Un léger craquement résonna dans la salle. Jochen avala sa salive quand il comprit que c’était le bruit des phalanges de son ami qui serrait les poings. Le Skaven Noir ferma les yeux, inspira profondément, et son esprit se ferma à tout ce qui l’entourait. Il n’avait plus qu’une seule idée en tête :

 

Maîtrise la Rage Noire !

 

La voix de Ludwig Steiner le tira de sa transe.

 

-         Bien, Commandant, avez-vous quelque chose d’autre à demander à ce témoin ?

-         Non, votre Majesté.

-         Alors qu’il regagne sa place.

 

Sans mot dire, le grand Skaven Noir recula, et se rassit sur le banc des témoins. Son oreille pivota quand il entendit un léger « pst ! ». C’était Psody. Le Skaven Blanc lui fit un petit clin d’œil.

 

L’accusateur Arcturus fit un ample geste du bras.

 

-         J’appelle à la barre Frère Sander du temple de Verena.

 

Un Humain resté en retrait se leva. C’était un homme mince, de taille moyenne, d’une bonne quarantaine d’années. Sa tête était cerclée de cheveux bruns bien taillés, qui laissaient apparaître un front brillant. Il était rasé de près, et portait une paire de lunettes à monture de cuivre. Un grand écusson représentant la Balance de Verena était cousu sur sa robe de clerc.

 

-         Frère Sander, en tant que prêtre de Verena, nous savons déjà que vous avez prêté serment de dire toujours la vérité dans des cas comme celui qui nous concerne, je vous ferai grâce de réitérer cet engagement maintenant. J’aimerais que nous parlions de la pièce à conviction numéro deux.

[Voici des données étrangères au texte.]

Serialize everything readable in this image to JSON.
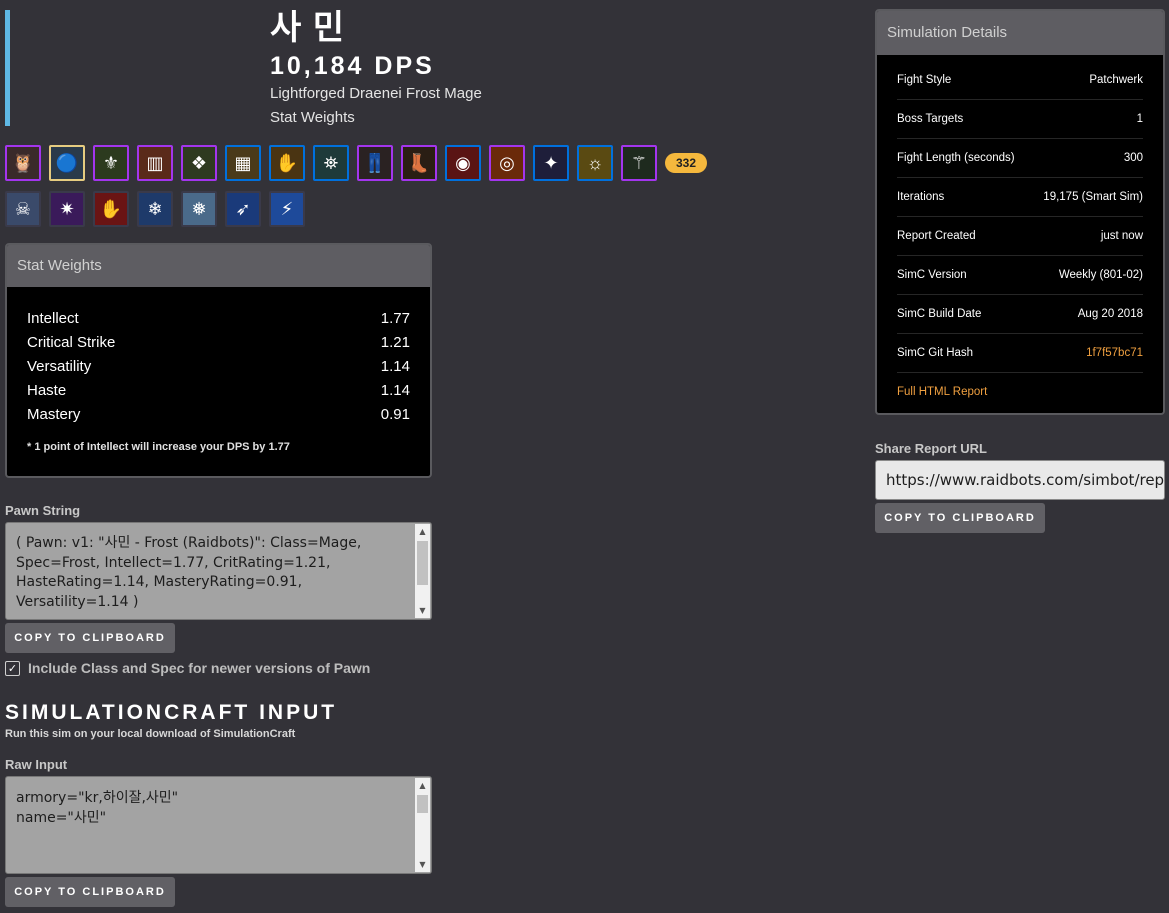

-         Comme il vous plaira, votre Honneur.

-         Pouvez-vous nous expliquer ce qu’est cette pièce ?

-         Parfaitement, votre Honneur : il s’agit d’un carnet appartenant au Prophète Gris Iapoch. Dans ce carnet, on peut lire des rapports, des comptes de ressources, des inventaires de machines de guerre et d’armes, le tout rédigé en queekish, le langage de l’Empire Souterrain. Sur les dernières pages, Iapoch s’est exercé à écrire dans notre langue.

-         Pouvez-vous confirmer l’authenticité de ce carnet ?

-         Oui, votre Honneur. le Maître Mage Prospero nous l’a apporté au temple et nous a prévenus : les pages de ce carnet sont des parchemins fabriqués à partir de peau humaine. L’encre utilisée pour écrire ces notes contient de la malepierre diluée. Nous avons dû appliquer un léger traitement sur ce carnet relié pour pouvoir l’examiner sans danger, et le présenter ici.

-         Contient-il des informations nommant explicitement l’accusé, Frère Sander ?

-         Non. Cependant, ce carnet nous a été utile à d’autres fins. Il nous a permis d’établir un lien certain entre le Prophète Gris Iapoch, l’accusé, et l’assaut sur la province de Sueño.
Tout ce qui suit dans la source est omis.